Потом, когда и Маруся зазябла на сыром ветру, они идут в кошару и там, склонившись над корытом, мнут пальцами хлюпающую глину, перемешанную с кизяками, — мнут, пока не делается она липкой, пригодной для обмазки стен. Мекает изредка жалобно хворая овца в закутке, по кошаре, особенно понизу, гуляют сквозняки.

Марусины руки в корыте движутся сердито, из-под них выбиваются густые мутные фонтанчики, и вскоре поясницы женщин затекают, уже невмочь быть в гнутом состоянии — и обе приваливаются на кучу жухлых кукурузных листьев. Тут Настюта, которая, видно, долго думала — говорить об этом иль нет, — признается:

— Я ведь как, Марусь, сюда приехала… Не так ведь. Владимир из ваших мест, тутошний.

— Мужик-то твой? Из Выселок наших? — У Маруси в черных, моложавых глазах интерес, щеки ее розовеют от услышанного. — Кто ж эт такой? Погоди, погоди… Твоя-т фамилия не нашенская. Чеверда. У нас сроду таких фамилий не бывало. Чеверда!

— Району он Талызинского, вашего. Села, правда, не знаю. Не нужно мне было тогда село. И фамилия у него своя. Уфимцев.
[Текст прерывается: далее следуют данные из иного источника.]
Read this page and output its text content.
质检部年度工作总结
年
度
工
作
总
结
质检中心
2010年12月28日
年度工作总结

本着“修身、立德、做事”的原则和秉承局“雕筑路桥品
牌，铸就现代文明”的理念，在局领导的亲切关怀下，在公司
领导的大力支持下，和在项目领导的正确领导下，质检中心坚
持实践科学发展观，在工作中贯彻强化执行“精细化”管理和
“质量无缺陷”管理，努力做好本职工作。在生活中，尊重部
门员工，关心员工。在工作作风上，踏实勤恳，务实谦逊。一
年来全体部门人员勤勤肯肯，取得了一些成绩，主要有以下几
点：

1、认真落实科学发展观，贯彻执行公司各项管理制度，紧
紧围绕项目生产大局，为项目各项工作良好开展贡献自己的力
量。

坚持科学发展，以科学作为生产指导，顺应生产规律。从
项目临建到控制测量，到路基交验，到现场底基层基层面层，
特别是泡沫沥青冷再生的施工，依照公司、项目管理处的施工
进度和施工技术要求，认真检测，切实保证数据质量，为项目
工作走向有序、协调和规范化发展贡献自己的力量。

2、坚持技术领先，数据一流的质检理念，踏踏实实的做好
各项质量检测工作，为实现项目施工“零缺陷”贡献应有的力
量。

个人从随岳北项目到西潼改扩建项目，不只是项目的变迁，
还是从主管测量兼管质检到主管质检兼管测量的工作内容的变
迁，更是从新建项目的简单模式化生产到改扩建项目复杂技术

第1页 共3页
— Уфимцев?.. Не-е, у нас нет таких, хотя по району всему, ясно дело, всяки встренутся. А родные-то его, знаешь кого?

— Не знаю.

— Ну? А найти-то, поискать нельзя рази? — Маруся в волнении подвигается к Настюте совсем близко, локтем ее подталкивает. — Скоко вон после войны находят друг дружку. Брат там сестру иль мать сына… Враз!

Настюта ежится, обирает с юбки и чулок ошметки глины, молчит.

— Так нельзя, — рассуждает Маруся, и злит ее молчание Настюты, и пеняет она ей: — Поглядеть — ты, ей-богу, вроде прибитой. Сидит себе, сиди-и-ит. А чего насидишь-то? Теплое место под задницей? Ты ищи!

Доносится до кошары мерный тяжелый гул, и вот уже пастухов по голосам узнать можно — идут овцы. Женщины как бы очнулись: тары-бары, а нате вам — сумерки, и сами они, оказывается, в темноте сидели; над Выселками, над избяными крышами, невысоко висит, как огромный подсолнух, матово-желтое облако — от электрических огней. Маруся и Настюта отбрасывают в стороны слеги, и шумно, обдавая теплым дыханием, овцы вливаются в загон.

А через какое-то время, пользуясь, что пастухи еще не разбрелись по домам, попросив на случай самого молодого и сговорчивого из них — Васяню побыть в кошаре до их возвращения, женщины идут к поселку. Дорога томительная: после недавних дождей песок вспух — никакой твердости под ногами, да еще исполосовали дорогу тележные и машинные колеса. Марусе, шибкой на ходьбу, то и дело приходится останавливать себя: вырывается вперед, а Настюте где ж угнаться… Маруся убеждает:

— Ты не некай, когда я говорю. Я пустое, Настютка, не затею. Он мне племянник, в райкоме небось служит. В военкомат обратиться иль куда, он определит.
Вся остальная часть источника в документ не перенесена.